How so? It's rather GPU-flavoured, sure, but is this a problem? My understanding is that it all maps down to CPUs just fine... even if no-one's really using OpenCL purely for parallel CPU work.

> Ahead-of-time compilation to binary code

OpenCL offers this too - `clGetProgramInfo` lets you access the compiled binary, and `clCreateProgramWithBinary` lets you make use of that binary.

> no driver compiler in the way, so you can look at the ASM and know that's what will run

Intel's OpenCL development tooling is really pretty good - it's not hard to inspect the assembly. Same goes for AMD's tooling.

> going from whatever other language to ispc code is just a function call.

Neat. OpenCL can't do either, as everything it does has to work sensibly with GPUs.

> ispc can call out to C code

Same again.

> Straightforward interop with application data structures

Fair point. I don't know if/how OpenCL handles the question of struct layouts, or memory compatibility more generally.

I've passed structs between CPU and GPU with OpenCL, and it worked, but I think that's a hail Mary situation where really there's no assurance that the compilers' data layouts will match.

Even the definition of 'int' must be free to vary. I can't see how it couldn't be.

mattpharr · on Jan 12, 2018

IMHO, the problem with the device model is that it imposes a bunch of unnecessary overhead on the programmer for cases where memory is shared and you're running on the same processor.

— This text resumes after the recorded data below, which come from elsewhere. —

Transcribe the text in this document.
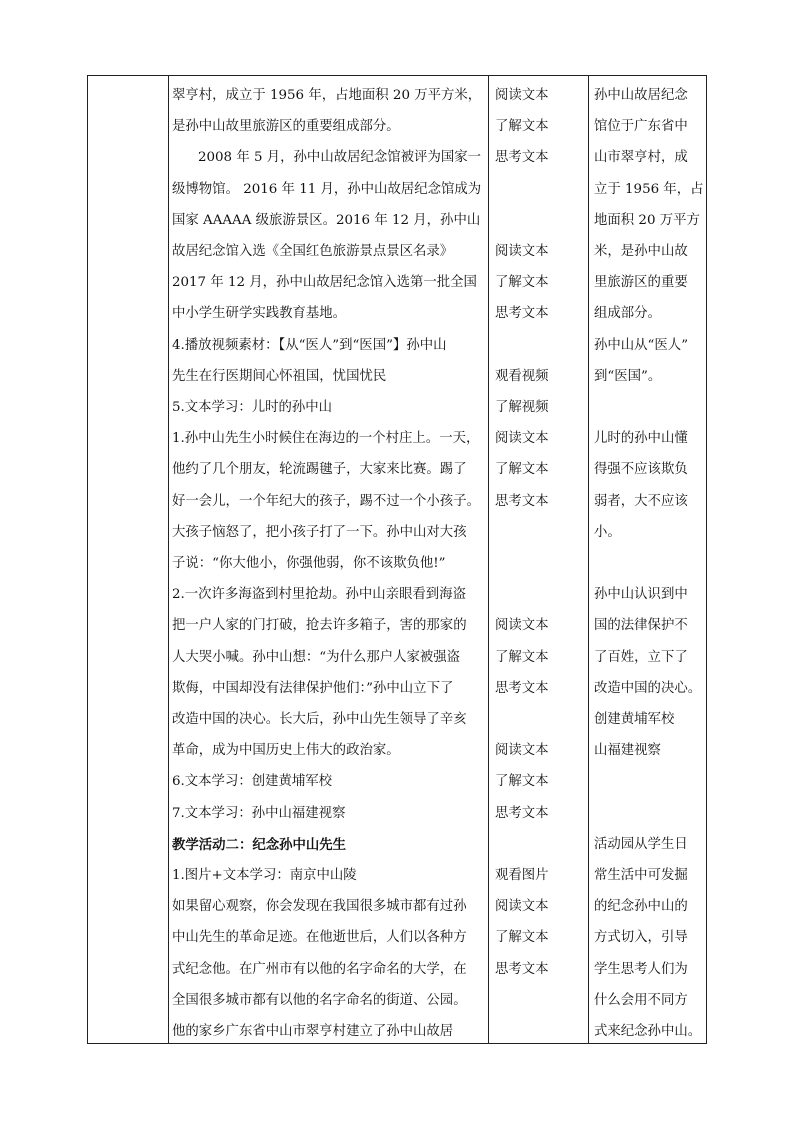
翠亨村，成立于 1956 年，占地面积 20 万平方米，
是孙中山故里旅游区的重要组成部分。
2008 年 5 月，孙中山故居纪念馆被评为国家一
级博物馆。 2016 年 11 月，孙中山故居纪念馆成为
国家 AAAAA 级旅游景区。2016 年 12 月，孙中山
故居纪念馆入选《全国红色旅游景点景区名录》
2017 年 12 月，孙中山故居纪念馆入选第一批全国
中小学生研学实践教育基地。
4.播放视频素材：【从“医人”到“医国”】孙中山
先生在行医期间心怀祖国，忧国忧民
5.文本学习：儿时的孙中山
1.孙中山先生小时候住在海边的一个村庄上。一天，
他约了几个朋友，轮流踢毽子，大家来比赛。踢了
好一会儿，一个年纪大的孩子，踢不过一个小孩子。
大孩子恼怒了，把小孩子打了一下。孙中山对大孩
子说：“你大他小，你强他弱，你不该欺负他!”
2.一次许多海盗到村里抢劫。孙中山亲眼看到海盗
把一户人家的门打破，抢去许多箱子，害的那家的
人大哭小喊。孙中山想：“为什么那户人家被强盗
欺侮，中国却没有法律保护他们：”孙中山立下了
改造中国的决心。长大后，孙中山先生领导了辛亥
革命，成为中国历史上伟大的政治家。
6.文本学习：创建黄埔军校
7.文本学习：孙中山福建视察
教学活动二：纪念孙中山先生
1.图片+文本学习：南京中山陵
如果留心观察，你会发现在我国很多城市都有过孙
中山先生的革命足迹。在他逝世后，人们以各种方
式纪念他。在广州市有以他的名字命名的大学，在
全国很多城市都有以他的名字命名的街道、公园。
他的家乡广东省中山市翠亨村建立了孙中山故居
阅读文本
了解文本
思考文本
阅读文本
了解文本
思考文本
观看视频
了解视频
阅读文本
了解文本
思考文本
阅读文本
了解文本
思考文本
阅读文本
了解文本
思考文本
观看图片
阅读文本
了解文本
思考文本
孙中山故居纪念
馆位于广东省中
山市翠亨村，成
立于 1956 年，占
地面积 20 万平方
米，是孙中山故
里旅游区的重要
组成部分。
孙中山从“医人”
到“医国”。
儿时的孙中山懂
得强不应该欺负
弱者，大不应该
小。
孙中山认识到中
国的法律保护不
了百姓，立下了
改造中国的决心。
创建黄埔军校
山福建视察
活动园从学生日
常生活中可发掘
的纪念孙中山的
方式切入，引导
学生思考人们为
什么会用不同方
式来纪念孙中山。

If I just want to call a function, pass some parameters, have it do some work, and get a result, things like OpenCL require all sorts of annoying boilerplate just to pass parameter values, map buffers, copy results out, etc. Sure it's all straightforward to write, but it's friction, and it's annoying.

Regarding clGetProgramInfo: does that return actual native executable code or IR? (I assume it's free to do either but in practice returns the latter, and that there's the usual "final driver compiler" between that code and what runs on the hardware, but I don't know.) An issue with that is that you can't be sure of what will run on users' systems; you're at the mercy of the version of the driver they've got installed.

MaxBarraclough · on Jan 15, 2018

> annoying boilerplate just to pass parameter values, map buffers, copy results out, etc. Sure it's all straightforward to write, but it's friction

Agree. It's quite a lot of work to orchestrate even a simple kernel.

> I assume it's free to do either

Looks that way - it seems AMD's engine lets you configure it. There are bunch of 'non-native' representations:

* the OpenCL C source itself (which may end up getting stored in the ELF)

* LLVM IR

* AMDIL (based on LLVM IR but not identical)

* HSAIL (again, like LLVM IR but not identical)

* SPIR (yet again, except that later versions of this IR aren't directly based on LLVM)

http://openwall.info/wiki/john/development/AMD-IL

The poorly-documented "-fbin-exe" flag gets you the real native code.

http://developer.amd.com/wordpress/media/2013/07/AMD_Acceler...

I believe there's a way to get it to build for GPUs other than your own. Whether it's exposed through the API, I'm not sure, but I'm fairly sure it can be done with the dev tools.

(That took quite a bit of digging, which I suppose proves your point.)